- AtriCure — a leading innovator in treatments for atrial fibrillation and left atrial appendage management — is acquiring SentreHEART for up to $300 million
AtriCure — a leading innovator in treatments for atrial fibrillation (Afib) and left atrial appendage (LAA) management — recently announced that it has entered into a definitive agreement to buy SentreHEART. SentreHEART is a privately-held developer of percutaneous left atrial appendage management solutions. Plus AtriCure also recently announced its full-year 2019 guidance.
As part of the deal to acquire SentreHEART, the transaction consideration consists of an upfront payment of approximately $40 million in cash and AtriCure common stock along with additional contingent consideration based on the achievement of certain clinical and reimbursement milestones over the next several years — all of which are value-creating events.
The contingent consideration includes $140 million based on milestones related to the aMAZE IDE clinical trial (PMA approval) and $120 million is based on a milestone related to reimbursement for the therapy involving SentreHEART devices. These considerations would be payable in a combination of cash and stock.
“We believe that SentreHEART is a strategic addition to AtriCure, significantly expanding our addressable markets with a product designed for electrophysiologists,” said AtriCure president and CEO Michael Carrel. “With our pursuit of labeling based on the aMAZE Trial, we are deepening our commitment to provide the broadest possible offering of ablation and left atrial appendage management solutions to our customers and their patients.”
AtriCure is known for providing innovative technologies for the treatment of Afib and related conditions. Afib affects over 33 million people worldwide. And electrophysiologists and cardiothoracic surgeons around the world use AtriCure technologies for the treatment of Afib and reduction of Afib related complications.
The AtriCure Isolator Synergy Ablation System is the first and only medical device to receive FDA approval for the treatment of persistent Afib. And AtriCure’s AtriClip Left Atrial Appendage (LAA) Exclusion System products are the most widely sold LAA management devices worldwide.

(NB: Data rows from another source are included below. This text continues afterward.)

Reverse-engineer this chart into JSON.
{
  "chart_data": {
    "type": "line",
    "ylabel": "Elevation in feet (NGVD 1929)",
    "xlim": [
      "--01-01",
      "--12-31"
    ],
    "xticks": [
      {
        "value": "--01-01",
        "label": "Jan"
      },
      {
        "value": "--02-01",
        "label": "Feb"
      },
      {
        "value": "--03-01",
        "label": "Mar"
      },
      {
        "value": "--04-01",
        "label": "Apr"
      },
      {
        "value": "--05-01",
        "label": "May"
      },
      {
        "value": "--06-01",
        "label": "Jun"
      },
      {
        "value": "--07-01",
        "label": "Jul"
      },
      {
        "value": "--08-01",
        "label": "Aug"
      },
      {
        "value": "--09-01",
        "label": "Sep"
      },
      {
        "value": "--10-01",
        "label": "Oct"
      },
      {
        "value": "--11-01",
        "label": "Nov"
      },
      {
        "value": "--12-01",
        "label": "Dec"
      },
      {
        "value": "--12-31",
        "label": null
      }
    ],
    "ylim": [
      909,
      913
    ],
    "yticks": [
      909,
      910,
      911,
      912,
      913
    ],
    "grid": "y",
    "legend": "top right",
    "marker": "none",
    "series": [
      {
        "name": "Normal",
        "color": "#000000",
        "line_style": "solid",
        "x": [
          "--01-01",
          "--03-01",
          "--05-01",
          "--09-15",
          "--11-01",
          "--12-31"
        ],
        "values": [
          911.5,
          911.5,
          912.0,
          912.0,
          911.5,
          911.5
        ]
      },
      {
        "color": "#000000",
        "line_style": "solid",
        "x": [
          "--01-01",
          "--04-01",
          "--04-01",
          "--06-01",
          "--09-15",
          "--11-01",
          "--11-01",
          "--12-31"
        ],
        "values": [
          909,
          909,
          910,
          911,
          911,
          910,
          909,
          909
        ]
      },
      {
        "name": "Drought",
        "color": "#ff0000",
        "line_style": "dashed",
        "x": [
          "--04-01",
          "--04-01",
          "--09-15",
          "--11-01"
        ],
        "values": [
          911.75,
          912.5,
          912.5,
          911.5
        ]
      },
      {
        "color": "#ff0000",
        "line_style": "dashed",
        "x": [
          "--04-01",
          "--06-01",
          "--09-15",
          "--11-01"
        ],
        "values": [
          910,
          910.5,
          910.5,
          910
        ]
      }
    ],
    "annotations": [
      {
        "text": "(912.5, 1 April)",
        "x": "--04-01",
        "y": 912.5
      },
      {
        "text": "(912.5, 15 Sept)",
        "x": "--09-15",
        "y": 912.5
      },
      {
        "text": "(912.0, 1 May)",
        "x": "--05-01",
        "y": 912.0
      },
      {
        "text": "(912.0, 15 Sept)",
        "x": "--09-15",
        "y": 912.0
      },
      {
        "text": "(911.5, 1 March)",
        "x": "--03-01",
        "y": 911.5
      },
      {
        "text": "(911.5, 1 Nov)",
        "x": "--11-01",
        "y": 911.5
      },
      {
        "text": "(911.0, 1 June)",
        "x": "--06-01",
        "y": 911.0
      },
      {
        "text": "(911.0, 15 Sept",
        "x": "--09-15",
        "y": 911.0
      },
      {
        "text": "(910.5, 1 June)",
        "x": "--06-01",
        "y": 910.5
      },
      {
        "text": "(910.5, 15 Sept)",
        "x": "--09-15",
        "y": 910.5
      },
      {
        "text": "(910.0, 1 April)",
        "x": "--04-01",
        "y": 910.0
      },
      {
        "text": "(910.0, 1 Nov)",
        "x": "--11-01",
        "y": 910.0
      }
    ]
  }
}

Carrel also pointed out that the transaction combines two companies that are dedicated to solving challenges associated with Afib. And the companies are confident that SentreHEART complements AtriCure’s current product portfolio and intellectual property.
“We believe that upon FDA approval, use of the LARIAT device will continue to advance AtriCure’s competitive position in the market,” added Carrel.
SentreHEART launched in 2005 and the company’s technology is currently being studied in the aMAZE Trial (an FDA-approved prospective/multicenter/randomized controlled trial evaluating the LARIAT Suture Delivery Device for LAA closure adjunctive to Pulmonary Vein Isolation (PVI) catheter ablation for the treatment of persistent and long-standing persistent Afib.
The aMAZE Trial’s objective is to demonstrate that the LARIAT device for LAA closure (plus a PVI ablation) will lead to a reduced incidence of recurrent Afib compared to PVI alone with a high safety profile. And the aMAZE Trial is expected to enroll up to 600 total patients at 65 sites with one-year follow up. Primary endpoint measures are freedom from episodes of Afib greater than 30 seconds at one-year post-treatment.
Future Outlook For 2019 And 2020
AtriCure is projecting total revenue for 2019 to be in the range of $224.5 million to $228.5 million, which includes a minimal contribution from SentreHEART and reflects approximately 11% to 13% organic growth. And revenue contribution from the SentreHEART business is expected to be nominal until after completion of the aMAZE Trial and PMA approval.
And for 2019, AtriCure now expects adjusted EBITDA (a non-GAAP measure) to be a loss due to integration and operating costs resulting from the transaction. Full-year adjusted EBITDA loss is expected to be in the range of $7 million to $9 million excluding acquisition costs. This adjusted EBITDA loss translates into an adjusted loss per share between $1.07 and $1.14.
For 2020, the company expects to have an adjusted EBITDA loss of less than $10 million as investments shift from completing the aMAZE Trial to preparing for FDA approval. And adjusted EBITDA and adjusted loss per share are non-GAAP measures.
“We have a strong balance sheet, which has been reinforced by our credit facility with Silicon Valley Bank. As a result, we believe that we can support both the upfront payment and ongoing investments in the combined business with minimal shareholder dilution,” added Andy Wade — SVP and CFO of AtriCure. “While this transaction will impact short and medium-term profitability, we do not need to raise additional capital to finish the aMAZE Trial or support post-trial commercialization efforts.”
Piper Jaffray & Co. is acting as exclusive financial advisor and Pepper Hamilton LLP is serving as legal counsel to AtriCure for this transaction. And Guggenheim Securities LLC is acting as exclusive financial advisor and Goodwin Procter LLP is serving as legal counsel to SentreHEART for this transaction.